As well as these local and regional protest movements, which have in some cases acquired insurrectionary characteristics, the wave of strikes that has shaken the country ever since the overthrow of Ben Ali has continued and even intensified.

Refuse collectors in La Marsa, a coastal city near Tunis, a popular resort with the middle class, have entered the third week of their strike. The workers of the National Sanitation Office have also gone on strike in the regions of Tunis, Manouba, Ben Arous and Ariana. Workers at the National Civil Aviation and Airports Authority have started a 48-hour strike affecting the airports of Tunis-Carthage, Djerba-Zarzis and Tozeur-Nafta, protesting at the refusal of the company to hire subcontracted workers into the main workforce. Workers at the SITEP El Borma oil field also resumed their strike movement on January 23.

These are just some of the strikes which have taken place since the beginning of the year. This formidable wave of strikes which has lasted for a year reflects the newly found confidence of the workers after the revolutionary movement which led to the overthrow of the hated dictator. The workers feel strong and are on the offensive demanding the removal of the old managers, better wages and working conditions, the end to subcontracting, etc. This mood was partially reflected in the UGTT congress in December which elected a new leadership more in tune with the pressure from below, including a number of militants from the trade union left.

In 2011 there were 567 strike movements, involving over 140,000 workers in 340 different companies. The number of strikes was up by 122% in relation to 2010 and the number of days lost is up by 314%.
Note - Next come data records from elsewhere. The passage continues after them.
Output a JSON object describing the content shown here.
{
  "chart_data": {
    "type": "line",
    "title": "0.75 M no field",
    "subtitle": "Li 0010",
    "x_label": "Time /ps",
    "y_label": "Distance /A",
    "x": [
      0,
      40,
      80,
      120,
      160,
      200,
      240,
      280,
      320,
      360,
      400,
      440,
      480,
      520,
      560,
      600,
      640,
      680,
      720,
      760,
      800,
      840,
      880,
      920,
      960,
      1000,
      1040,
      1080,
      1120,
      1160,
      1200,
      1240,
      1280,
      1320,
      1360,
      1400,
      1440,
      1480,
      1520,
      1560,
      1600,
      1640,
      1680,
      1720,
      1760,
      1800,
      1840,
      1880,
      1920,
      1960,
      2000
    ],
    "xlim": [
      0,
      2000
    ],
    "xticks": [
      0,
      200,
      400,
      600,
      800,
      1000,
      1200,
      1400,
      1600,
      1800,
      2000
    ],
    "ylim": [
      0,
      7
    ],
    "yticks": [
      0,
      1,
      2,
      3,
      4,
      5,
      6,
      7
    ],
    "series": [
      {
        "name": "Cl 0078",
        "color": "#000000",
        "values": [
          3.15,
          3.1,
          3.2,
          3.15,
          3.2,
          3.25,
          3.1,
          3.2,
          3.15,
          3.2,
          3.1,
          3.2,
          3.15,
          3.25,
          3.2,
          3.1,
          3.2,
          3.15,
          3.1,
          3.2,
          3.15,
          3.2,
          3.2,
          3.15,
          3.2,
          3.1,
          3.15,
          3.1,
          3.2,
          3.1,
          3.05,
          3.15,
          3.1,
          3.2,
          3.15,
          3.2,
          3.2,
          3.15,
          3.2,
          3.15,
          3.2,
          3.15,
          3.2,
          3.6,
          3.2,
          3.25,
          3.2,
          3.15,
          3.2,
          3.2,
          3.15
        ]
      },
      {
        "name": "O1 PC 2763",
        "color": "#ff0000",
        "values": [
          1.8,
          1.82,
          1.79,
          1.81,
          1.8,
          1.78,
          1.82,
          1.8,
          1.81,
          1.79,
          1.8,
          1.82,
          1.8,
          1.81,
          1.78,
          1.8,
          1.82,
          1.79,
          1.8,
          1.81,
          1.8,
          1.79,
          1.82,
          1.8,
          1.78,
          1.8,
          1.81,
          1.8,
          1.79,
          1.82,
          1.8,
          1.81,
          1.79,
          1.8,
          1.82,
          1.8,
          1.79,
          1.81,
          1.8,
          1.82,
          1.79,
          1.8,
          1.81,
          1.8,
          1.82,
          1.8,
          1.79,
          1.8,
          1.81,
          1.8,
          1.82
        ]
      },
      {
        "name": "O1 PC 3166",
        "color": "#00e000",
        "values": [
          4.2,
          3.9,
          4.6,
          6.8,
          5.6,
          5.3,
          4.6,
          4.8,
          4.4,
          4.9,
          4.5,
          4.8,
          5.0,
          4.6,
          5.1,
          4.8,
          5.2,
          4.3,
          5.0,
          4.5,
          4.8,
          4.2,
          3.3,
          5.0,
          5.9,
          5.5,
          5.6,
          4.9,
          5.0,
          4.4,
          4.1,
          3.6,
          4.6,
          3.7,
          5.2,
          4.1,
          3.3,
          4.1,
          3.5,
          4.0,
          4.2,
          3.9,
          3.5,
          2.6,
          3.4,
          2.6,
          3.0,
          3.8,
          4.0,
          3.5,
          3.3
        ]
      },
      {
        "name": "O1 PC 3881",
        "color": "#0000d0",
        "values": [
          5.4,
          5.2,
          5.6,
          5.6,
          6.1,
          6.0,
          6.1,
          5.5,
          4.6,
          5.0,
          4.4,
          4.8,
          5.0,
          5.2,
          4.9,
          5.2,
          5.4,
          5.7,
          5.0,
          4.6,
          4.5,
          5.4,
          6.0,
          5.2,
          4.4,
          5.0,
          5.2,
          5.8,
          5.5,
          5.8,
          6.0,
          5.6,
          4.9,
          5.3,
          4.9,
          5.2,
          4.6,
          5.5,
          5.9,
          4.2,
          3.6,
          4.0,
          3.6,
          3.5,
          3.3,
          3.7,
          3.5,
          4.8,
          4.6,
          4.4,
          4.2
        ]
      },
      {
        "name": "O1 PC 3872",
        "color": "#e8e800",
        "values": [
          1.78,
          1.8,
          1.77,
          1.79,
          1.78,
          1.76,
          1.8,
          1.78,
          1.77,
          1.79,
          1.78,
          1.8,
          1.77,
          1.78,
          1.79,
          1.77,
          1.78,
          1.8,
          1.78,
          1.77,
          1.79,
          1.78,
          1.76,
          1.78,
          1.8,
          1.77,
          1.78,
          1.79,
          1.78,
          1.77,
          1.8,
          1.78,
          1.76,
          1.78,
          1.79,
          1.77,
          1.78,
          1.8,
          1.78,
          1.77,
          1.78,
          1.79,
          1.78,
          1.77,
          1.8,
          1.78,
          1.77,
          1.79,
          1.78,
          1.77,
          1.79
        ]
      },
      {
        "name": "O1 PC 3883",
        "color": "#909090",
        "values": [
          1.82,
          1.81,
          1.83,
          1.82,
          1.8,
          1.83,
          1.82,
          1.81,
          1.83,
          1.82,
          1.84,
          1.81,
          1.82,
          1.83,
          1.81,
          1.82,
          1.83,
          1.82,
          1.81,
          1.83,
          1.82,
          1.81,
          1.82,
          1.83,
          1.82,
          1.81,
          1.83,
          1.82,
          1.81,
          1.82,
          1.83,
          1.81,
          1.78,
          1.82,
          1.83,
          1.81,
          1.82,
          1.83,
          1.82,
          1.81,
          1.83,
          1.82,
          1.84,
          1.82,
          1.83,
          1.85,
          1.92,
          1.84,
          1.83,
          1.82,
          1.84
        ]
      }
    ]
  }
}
The elections to the Constituent Assembly and the installation of the new tripartite coalition government has done nothing to stop the strikes. As we explained in an earlier article (http://www.marxist.com/tunisian-constituent-assembly-elections.htm), the victory of right-wing Islamist Ennahda in those elections did not represent a shift to the right on the part of the masses which had carried out the revolution. It was more a case of a lack of a serious alternative to address the social and economic problems which affect the majority of Tunisians.

On December 23, the new president Monceuf Marzouki made a public appeal for the government to be granted a 6-month social truce. The speech was delivered at a meeting of the UTICA employers’ organisation and was aimed at reassuring them and foreign investors. But the workers are in no mood to wait. The Minister of Social Affairs warned that strikes and protests would only further worsen the economic situation and threatened to use “the full force of the law” against protestors. Already the police have been used to remove the sit-in at the British Gas installations in Sfax.

The government and the bourgeois media have started a propaganda campaign against strikes and protests, blaming strikers for all the problems of the economy and arguing that already 170 foreign companies have decided to close down their operations as a direct result of these movements. However, the same workers and youth who risked their lives and sacrificed dozens of martyrs in the struggle against the seemingly powerful regime of Ben Ali, are not going to be cowed by the threats of this weak government.

A trade union militant in Gafsa, Ammar Amrousia sums up the situation in this way: “Ben Ali might have fallen, but his system is still in place; and if things carry on in this way, there will be a second revolution.”

The whole situation which has developed in the last year in Tunisia is a confirmation of the position defended by the Marxists when the revolution erupted: the social and economic demands of the people cannot be separated from their democratic aspirations, and neither can they be met within the limits of capitalism.

Unfortunately, there was no-one at the time defending this perspective. It is time for the most advanced worker and youth revolutionary activists to draw the necessary conclusion. The only way to solve the pressing needs of the Tunisian masses is through the complete overthrow of the remains of the Ben Ali system, that is, the overthrow of capitalism itself.